SINGAPORE: Oil prices on Tuesday were within reach of four-year highs hit in the previous session, as looming US sanctions against Iran and unwillingness by the Organization of the Petroleum Exporting Countries (OPEC) to raise output supported the market.
Brent crude futures were at $81.45 per barrel at 0421 GMT, up 25 cents, or 0.3 percent, and close to the intraday peak touched the previous day at $81.48, the highest level since November 2014.
US West Texas Intermediate (WTI) crude futures were at $72.27 a barrel, up 19 cents, or 0.3 percent from their last settlement.
The United States from Nov. 4 will target Iran’s oil exports with sanctions, and Washington is putting pressure on governments and companies around the world to fall in line and cut purchases from Tehran.
“Iran will lose sizeable export volumes, and given OPEC+ reluctance to raise output, the market is ill-equipped to fill the supply gap,” Harry Tchilinguirian, global head of commodity markets strategy at French bank BNP Paribas, told the Reuters Global Oil Forum on Tuesday.
OPEC+ is the name given to the group of oil producers, including non-OPEC supplier Russia, that agreed to curtail output starting in 2017.
While Britain, China, France, Germany, Russia and Iran on Tuesday said they were determined to develop payment mechanisms to continue trading despite the sanctions by the United States, most analysts expect Washington’s actions to knock between 1 million and 1.5 million barrels per day (bpd) of crude oil supplies out of markets.
“We view Brent’s rally above $80 per barrel as fundamentally justified,” said Fitch Solutions in a note.
US President Donald Trump has demanded that OPEC and Russia increase their supplies to make up for the expected fall in Iranian exports. Iran is the third-largest producer in OPEC.
OPEC and Russia, however, have so far rebuffed such calls.
“Any formal decision on oil output by the producer group, barring an extraordinary meeting, will only take place at the December meeting. Thus, the window period for oil prices to potentially extend gains is quite wide as Iran loses exports and OPEC+ remains on standby,” Tchilinguirian said.
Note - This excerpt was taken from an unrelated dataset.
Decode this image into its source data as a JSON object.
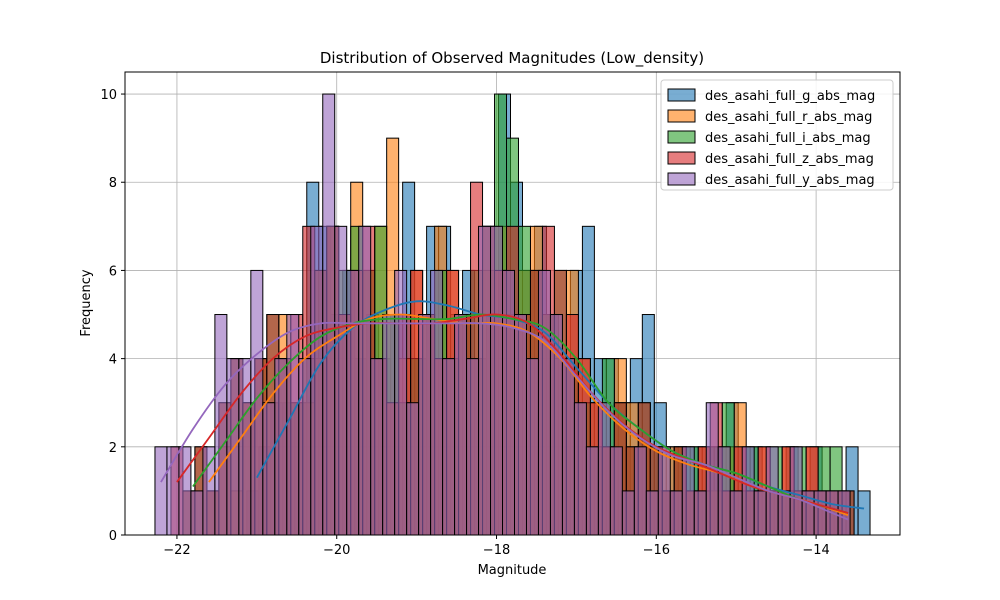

Ashley Kelty, oil analyst at financial services firm Cantor Fitzgerald said crude could soon hit $90 per barrel.
“We don’t believe OPEC can actually raise output significantly in the near term, as the physical spare capacity in the system is not that high,” Kelty said.
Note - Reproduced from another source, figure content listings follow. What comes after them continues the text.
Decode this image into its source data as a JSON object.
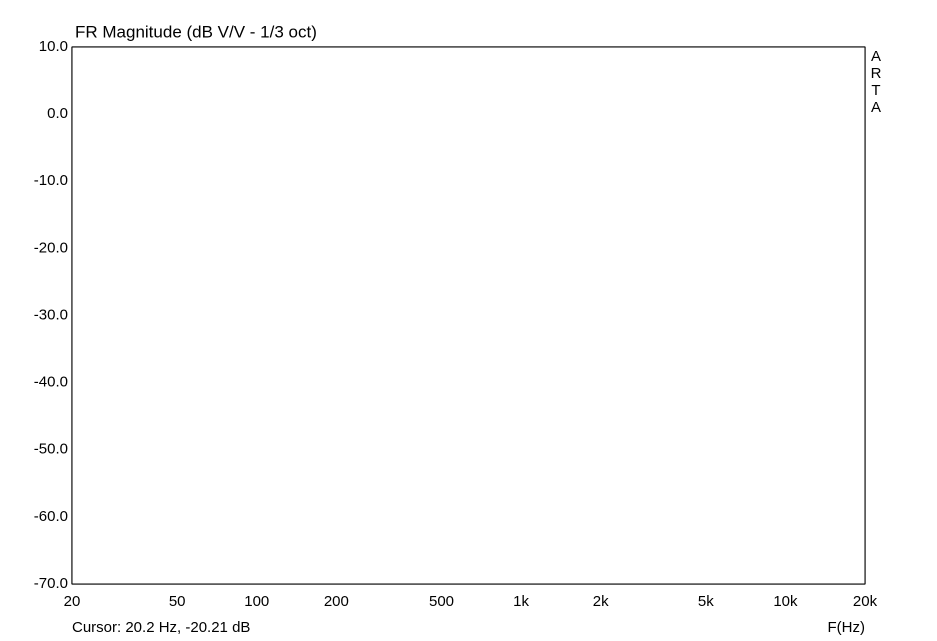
{
  "chart_data": {
    "type": "line",
    "title": "FR Magnitude (dB V/V - 1/3 oct)",
    "annotations": {
      "side": "ARTA",
      "cursor": "Cursor: 20.2 Hz, -20.21 dB"
    },
    "x_label": "F(Hz)",
    "log_x": true,
    "grid": true,
    "xlim": [
      20,
      20000
    ],
    "ylim": [
      -70,
      10
    ],
    "xticks": [
      20,
      50,
      100,
      200,
      500,
      {
        "value": 1000,
        "label": "1k"
      },
      {
        "value": 2000,
        "label": "2k"
      },
      {
        "value": 5000,
        "label": "5k"
      },
      {
        "value": 10000,
        "label": "10k"
      },
      {
        "value": 20000,
        "label": "20k"
      }
    ],
    "xminorticks": [
      30,
      40,
      60,
      70,
      80,
      90,
      300,
      400,
      600,
      700,
      800,
      900,
      3000,
      4000,
      6000,
      7000,
      8000,
      9000
    ],
    "yticks": [
      {
        "value": 10,
        "label": "10.0"
      },
      {
        "value": 0,
        "label": "0.0"
      },
      {
        "value": -10,
        "label": "-10.0"
      },
      {
        "value": -20,
        "label": "-20.0"
      },
      {
        "value": -30,
        "label": "-30.0"
      },
      {
        "value": -40,
        "label": "-40.0"
      },
      {
        "value": -50,
        "label": "-50.0"
      },
      {
        "value": -60,
        "label": "-60.0"
      },
      {
        "value": -70,
        "label": "-70.0"
      }
    ],
    "series": [
      {
        "color": "#000000",
        "x": [
          20,
          23,
          26,
          30,
          33,
          36,
          40,
          45,
          50,
          55,
          60,
          65,
          70,
          75,
          80,
          90,
          100,
          110,
          120,
          130,
          140,
          150,
          165,
          180,
          200,
          220,
          240,
          260,
          280,
          300,
          330,
          360,
          400,
          420,
          460,
          500,
          550,
          600,
          650,
          700,
          800,
          900,
          1000,
          1100,
          1200,
          1300,
          1500,
          1700,
          2000,
          2200,
          2500,
          2800,
          3000,
          3500,
          4000,
          5000,
          5500,
          6000,
          7000,
          8000,
          8500,
          9000,
          9500,
          10000,
          11000,
          12000,
          13000,
          14000,
          15000,
          17000,
          18500,
          20000
        ],
        "values": [
          -20.3,
          -18.3,
          -17.3,
          -16.8,
          -16.1,
          -14.3,
          -12.1,
          -9.4,
          -6.5,
          -3.9,
          -2.2,
          -2.4,
          -3.1,
          -3.9,
          -3.9,
          -2.1,
          -1.2,
          -1.6,
          -3.9,
          -6.8,
          -8.6,
          -8.6,
          -6.1,
          -3.9,
          -3.9,
          -6.5,
          -7.1,
          -6.1,
          -6.1,
          -3.9,
          -3.0,
          -1.6,
          -1.2,
          0.9,
          1.4,
          1.4,
          0.6,
          -0.9,
          -2.8,
          -3.9,
          -3.6,
          -2.4,
          -2.1,
          -2.4,
          -3.9,
          -3.1,
          -2.1,
          -3.1,
          -4.9,
          -6.2,
          -4.3,
          -3.6,
          -4.3,
          -4.6,
          -6.1,
          -6.5,
          -8.0,
          -10.6,
          -13.5,
          -15.5,
          -19.5,
          -22.9,
          -21.0,
          -19.8,
          -20.3,
          -23.5,
          -26.5,
          -27.4,
          -29.6,
          -31.0,
          -35.2,
          -35.9
        ]
      }
    ]
  }
}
Bank of America Merrill Lynch has lifted its average Brent price forecast for 2019 from $75 per barrel to $80, while it increased its WTI crude oil forecast by $2 to $71 per barrel.
The bank said “the Iran factor may dominate the market near-term and cause a (crude price) spike,” although it added that emerging market “demand concerns could reappear thereafter.”
Indian refiners — struggling from high crude feedstock prices and a sliding rupee — are planning to reduce oil imports in what could be a first sign that high prices are starting to hurt demand.
Despite the bullish sentiment, some traders said current prices already reflected the tighter market, and that more oil would be coming in 2019.
Commodity trading giant Vitol said on Tuesday that non-OPEC producers, especially the United States, may insert up to 2 million bpd of new crude into the market in 2019.
To reflect rising US oil exports, CME Group Inc. said on Monday it will launch a WTI Houston crude futures contract in the fourth quarter.
CME’s announcement comes after rival Intercontinental Exchange said in July it would offer a Houston crude futures contract.